Куда делся город, который Слотроп привык видеть в тех кинохрониках и в Нешнл Географик? На параболах свет клином не сошёлся для Новой Германской Архитектуры—в ней были ещё и пространства—некрополизм пустого алебастра под вперившимся солнцем, для заполнения рябью людских урожаев насколько хватает глаз, не имевший смысла без них. Если существует некая Ритуальность Города, что является внешним, зримым знаком внутреннего и духовного недуга или здоровья, тогда и здесь тоже проступает некая ритуальная преемственность через ужасающий водораздел мая. Опустошённость Берлина в это утро являет перевёрнутое отображение белой и геометричной столицы до её разрушения. Невозделанные и широко раскинувшиеся поля рваного камня, неизменный вес слишком безликого бетона… но всё это вывернуто тут наизнанку.

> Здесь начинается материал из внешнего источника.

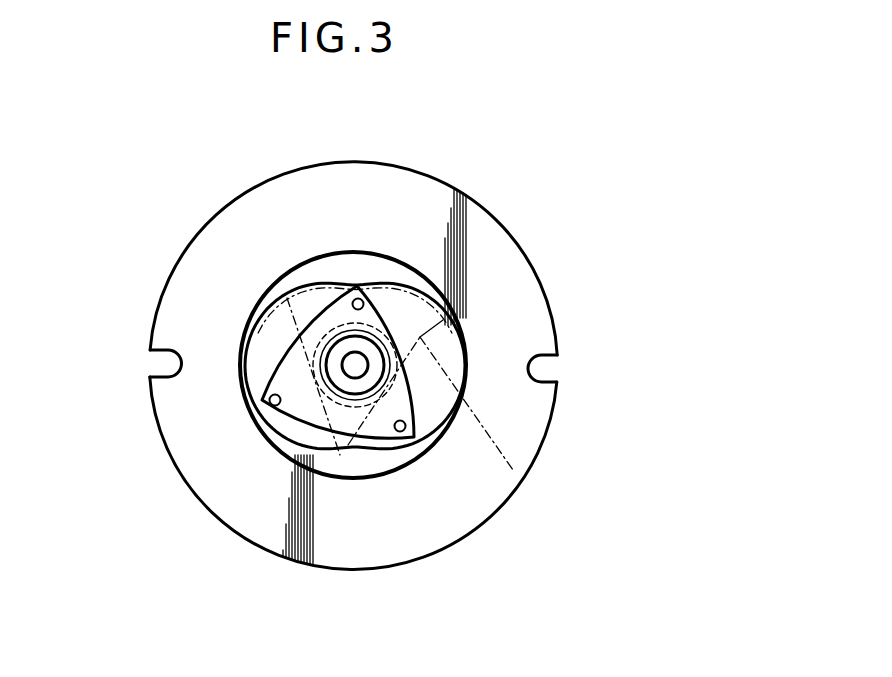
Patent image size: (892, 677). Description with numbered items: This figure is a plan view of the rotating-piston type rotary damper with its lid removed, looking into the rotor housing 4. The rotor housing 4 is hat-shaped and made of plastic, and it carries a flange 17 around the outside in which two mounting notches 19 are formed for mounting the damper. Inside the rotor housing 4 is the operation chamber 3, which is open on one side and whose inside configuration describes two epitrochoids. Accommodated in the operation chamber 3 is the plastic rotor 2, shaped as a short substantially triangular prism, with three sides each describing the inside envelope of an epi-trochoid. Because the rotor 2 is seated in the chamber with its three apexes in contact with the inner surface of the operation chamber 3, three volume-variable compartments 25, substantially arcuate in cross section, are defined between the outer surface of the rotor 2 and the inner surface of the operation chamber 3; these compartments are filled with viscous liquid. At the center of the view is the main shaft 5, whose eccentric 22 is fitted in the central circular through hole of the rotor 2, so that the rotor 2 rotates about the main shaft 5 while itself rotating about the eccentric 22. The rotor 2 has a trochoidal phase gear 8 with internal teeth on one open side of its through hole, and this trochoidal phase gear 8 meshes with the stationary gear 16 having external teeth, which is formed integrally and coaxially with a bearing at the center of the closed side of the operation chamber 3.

The rotor 2 is at (406, 399).
The operation chamber 3 is at (393, 282).
The volume-variable compartments 25 is at (403, 283).
The rotor housing 4 is at (228, 231).
The main shaft 5 is at (355, 366).
The trochoidal phase gear 8 is at (339, 256).
The stationary gear 16 is at (342, 338).
The flange 17 is at (513, 281).
The mounting notches 19 is at (160, 361).
The eccentric 22 is at (337, 330).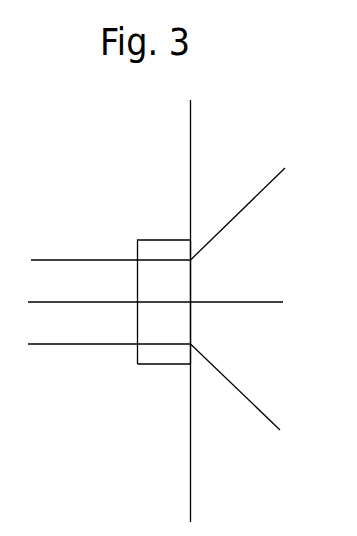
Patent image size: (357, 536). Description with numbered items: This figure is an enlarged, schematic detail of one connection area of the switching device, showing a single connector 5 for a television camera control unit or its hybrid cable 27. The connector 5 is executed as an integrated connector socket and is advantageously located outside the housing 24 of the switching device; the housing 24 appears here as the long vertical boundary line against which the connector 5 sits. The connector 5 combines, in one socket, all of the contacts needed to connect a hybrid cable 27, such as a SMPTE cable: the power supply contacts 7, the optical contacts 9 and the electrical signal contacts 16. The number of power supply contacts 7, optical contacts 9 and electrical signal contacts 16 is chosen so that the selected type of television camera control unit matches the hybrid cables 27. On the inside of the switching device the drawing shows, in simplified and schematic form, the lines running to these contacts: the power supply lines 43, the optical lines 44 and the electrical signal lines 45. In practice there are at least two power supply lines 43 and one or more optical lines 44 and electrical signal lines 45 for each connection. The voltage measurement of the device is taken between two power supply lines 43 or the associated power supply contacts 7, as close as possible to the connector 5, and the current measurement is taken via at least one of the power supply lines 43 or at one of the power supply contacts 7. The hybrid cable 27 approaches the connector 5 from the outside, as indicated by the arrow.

Прямизна проспектов предназначенных для маршировки вдоль них, обернулась тропами вьющимися среди нагромождения обломков, их нынешние формы органичны, соответствуют, как ожидается от козьих троп, законам наименьшей траты сил. Гражданские теперь снаружи, униформы внутри. Гладкие грани зданий сменились булыжником взорванных потрохов бетона, всем тем нескончаемым щебнем позади опалубки. Внутренности выпущены на волю. Комнаты без потолков открыты небу, комнаты без стен вздыбились над морем руин словно ладьи, «вороньи гнёзда» наблюдателей... Старики с их жестянками для сбора окурков с земли носят свои лёгкие у себя на груди. Объявления об убежище, одежде, пропавших, пленных, когда-то засекреченные, сложенные bürgerlich внутри газет, чтобы спокойно почитать в лакированных изящных гостиных, теперь наклеены снаружи Гитлер-головыми марками синего, оранжевого, жёлтого, плещутся на ветру, когда поднимается ветер, наклеены на деревьях, дверных рамах, досках, кусках стен—белые и увядающие обрывки, паучьим почерком, дрожащим смазанным, тысячи не замечены, тысячи не прочитаны или сдуты прочь. По суповым воскресеньям Winterhilfe ты садился за длинные столы на улице под увешанными свастикой зимними деревьями, но что было снаружи перенеслось внутрь и воскресенья этого рода длятся всю неделю напролёт. Зима вновь возвращается. Весь Берлин в дневные часы делает вид, что это не так. Израненные деревья снова в листве, птенцы высижены и учатся летать, и всё же зима тут, за притворным летом—Земля повернулась во сне, и тропики поменялись местами...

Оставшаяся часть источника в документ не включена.